While delivering such a statement is not mandatory, a survey of federal judges published in 2014 found that they said most defendants did choose to allocute when given the chance.

U.S. District Judge Jacqueline Scott Corley, who sentenced DePape on Friday, wrote in an order that no one had informed her during sentencing that she had not directly addressed DePape to give him a chance to speak.

Corley, who was nominated to the bench in 2022 by President Biden, wrote that “it was the Court’s responsibility to personally ask” DePape whether he wanted to speak. “As the Court did not do so, it committed clear error.”

Corley granted the prosecutors’ request and scheduled the reopened sentencing hearing for May 28 to allow DePape “to speak should he wish.” Defense attorneys have until Wednesday to file any response, Corley added.

DePape’s defense attorneys did not immediately file a response to prosecutors’ motion, though they submitted a notice of appeal Friday. Prosecutors, in their filing on Friday asking Corley to reopen sentencing, wrote that DePape’s attorneys had told them they opposed their motion.

Prosecutors and a defense attorney for DePape did not immediately respond to requests for comment Saturday.

DePape has admitted he broke into the Pelosi home to target Nancy Pelosi. His attorneys have said DePape was enmeshed in conspiracy theories, writing in court papers that he held “a vague and inchoate sense of grievance” against Pelosi “based on unspecified ‘corruption’ (as well as certain more outlandish and conspiratorial beliefs).”

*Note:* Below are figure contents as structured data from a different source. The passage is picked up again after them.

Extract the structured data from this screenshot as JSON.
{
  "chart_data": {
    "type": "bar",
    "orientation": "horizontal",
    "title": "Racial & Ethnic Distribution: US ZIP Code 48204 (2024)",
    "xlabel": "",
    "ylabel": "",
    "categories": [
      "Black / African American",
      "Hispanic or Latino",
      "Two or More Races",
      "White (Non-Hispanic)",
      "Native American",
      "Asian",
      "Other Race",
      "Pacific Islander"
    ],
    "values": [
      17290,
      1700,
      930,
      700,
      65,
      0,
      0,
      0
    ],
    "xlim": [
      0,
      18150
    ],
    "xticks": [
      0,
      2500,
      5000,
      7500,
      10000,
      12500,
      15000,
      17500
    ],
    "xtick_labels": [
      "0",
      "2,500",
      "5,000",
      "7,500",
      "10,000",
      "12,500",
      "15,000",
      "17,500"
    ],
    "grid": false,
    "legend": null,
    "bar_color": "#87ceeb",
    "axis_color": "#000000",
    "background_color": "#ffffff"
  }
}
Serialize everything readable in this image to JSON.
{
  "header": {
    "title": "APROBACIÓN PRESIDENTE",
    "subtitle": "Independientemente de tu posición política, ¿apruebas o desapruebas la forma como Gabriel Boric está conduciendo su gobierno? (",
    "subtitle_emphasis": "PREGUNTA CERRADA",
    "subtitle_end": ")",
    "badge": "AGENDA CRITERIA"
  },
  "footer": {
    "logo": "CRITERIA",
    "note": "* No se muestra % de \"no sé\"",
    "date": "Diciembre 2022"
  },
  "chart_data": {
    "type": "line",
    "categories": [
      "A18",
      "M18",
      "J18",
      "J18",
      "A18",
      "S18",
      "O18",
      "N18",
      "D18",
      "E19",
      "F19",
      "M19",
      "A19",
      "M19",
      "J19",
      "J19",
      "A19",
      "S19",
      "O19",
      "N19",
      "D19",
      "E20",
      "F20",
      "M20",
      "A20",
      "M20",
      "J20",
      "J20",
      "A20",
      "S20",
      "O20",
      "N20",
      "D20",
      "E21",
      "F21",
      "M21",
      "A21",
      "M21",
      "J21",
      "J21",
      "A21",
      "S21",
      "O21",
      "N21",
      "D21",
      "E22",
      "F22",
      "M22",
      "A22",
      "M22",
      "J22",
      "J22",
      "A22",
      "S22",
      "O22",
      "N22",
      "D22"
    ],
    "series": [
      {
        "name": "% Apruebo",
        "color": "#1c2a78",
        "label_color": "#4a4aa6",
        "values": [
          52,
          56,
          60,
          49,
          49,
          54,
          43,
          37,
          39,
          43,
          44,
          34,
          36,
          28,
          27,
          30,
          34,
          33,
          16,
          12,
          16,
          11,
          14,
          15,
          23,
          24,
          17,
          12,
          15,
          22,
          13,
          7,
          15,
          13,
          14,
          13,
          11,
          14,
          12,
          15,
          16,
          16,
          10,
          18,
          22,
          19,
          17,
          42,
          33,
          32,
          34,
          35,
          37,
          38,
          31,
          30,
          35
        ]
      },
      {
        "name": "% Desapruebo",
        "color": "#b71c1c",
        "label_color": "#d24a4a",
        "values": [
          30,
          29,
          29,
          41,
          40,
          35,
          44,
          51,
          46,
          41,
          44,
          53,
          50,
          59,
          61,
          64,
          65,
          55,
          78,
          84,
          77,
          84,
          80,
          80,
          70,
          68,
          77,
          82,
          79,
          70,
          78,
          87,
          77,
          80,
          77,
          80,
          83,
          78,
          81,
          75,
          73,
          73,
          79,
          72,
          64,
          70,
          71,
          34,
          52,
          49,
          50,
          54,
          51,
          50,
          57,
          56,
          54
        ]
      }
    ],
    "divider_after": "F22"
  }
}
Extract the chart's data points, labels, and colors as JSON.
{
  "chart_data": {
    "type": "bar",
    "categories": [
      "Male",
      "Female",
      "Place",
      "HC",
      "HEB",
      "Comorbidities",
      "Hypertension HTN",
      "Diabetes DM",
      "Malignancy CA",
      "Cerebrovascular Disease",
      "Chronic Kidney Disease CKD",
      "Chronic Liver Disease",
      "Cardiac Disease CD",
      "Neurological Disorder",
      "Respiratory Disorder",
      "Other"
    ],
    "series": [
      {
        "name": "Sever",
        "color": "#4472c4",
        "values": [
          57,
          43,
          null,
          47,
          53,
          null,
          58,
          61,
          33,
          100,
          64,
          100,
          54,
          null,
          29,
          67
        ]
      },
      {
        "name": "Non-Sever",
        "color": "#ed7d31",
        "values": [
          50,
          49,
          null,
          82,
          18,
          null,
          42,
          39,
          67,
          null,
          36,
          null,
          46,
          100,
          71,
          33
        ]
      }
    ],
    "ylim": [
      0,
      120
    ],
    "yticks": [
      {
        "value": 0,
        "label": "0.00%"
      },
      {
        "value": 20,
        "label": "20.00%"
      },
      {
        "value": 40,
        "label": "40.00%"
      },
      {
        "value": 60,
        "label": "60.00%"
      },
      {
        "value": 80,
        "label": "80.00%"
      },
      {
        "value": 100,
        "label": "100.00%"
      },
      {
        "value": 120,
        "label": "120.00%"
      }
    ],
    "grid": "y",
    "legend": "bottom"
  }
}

Prosecutors sought a 40-year sentence for DePape, arguing that his actions amounted to an act of terrorism; defense attorneys disputed that suggestion. In court filings, prosecutors said that “this case presents a moment to speak to others harboring ideologically motivated violent dreams and plans.”

Corley sentenced DePape on Friday to 30 years on one count and 20 years on another, with the two sentences to be served concurrently. She also sentenced him to five years of supervised release.

After DePape was sentenced, federal officials praised the punishment and said they thought it would send a message.

“This sentence is a warning: violence against those who serve the public and their families will not be tolerated,” Attorney General Merrick Garland said in a statement.

A state case against DePape stemming from the attack is pending.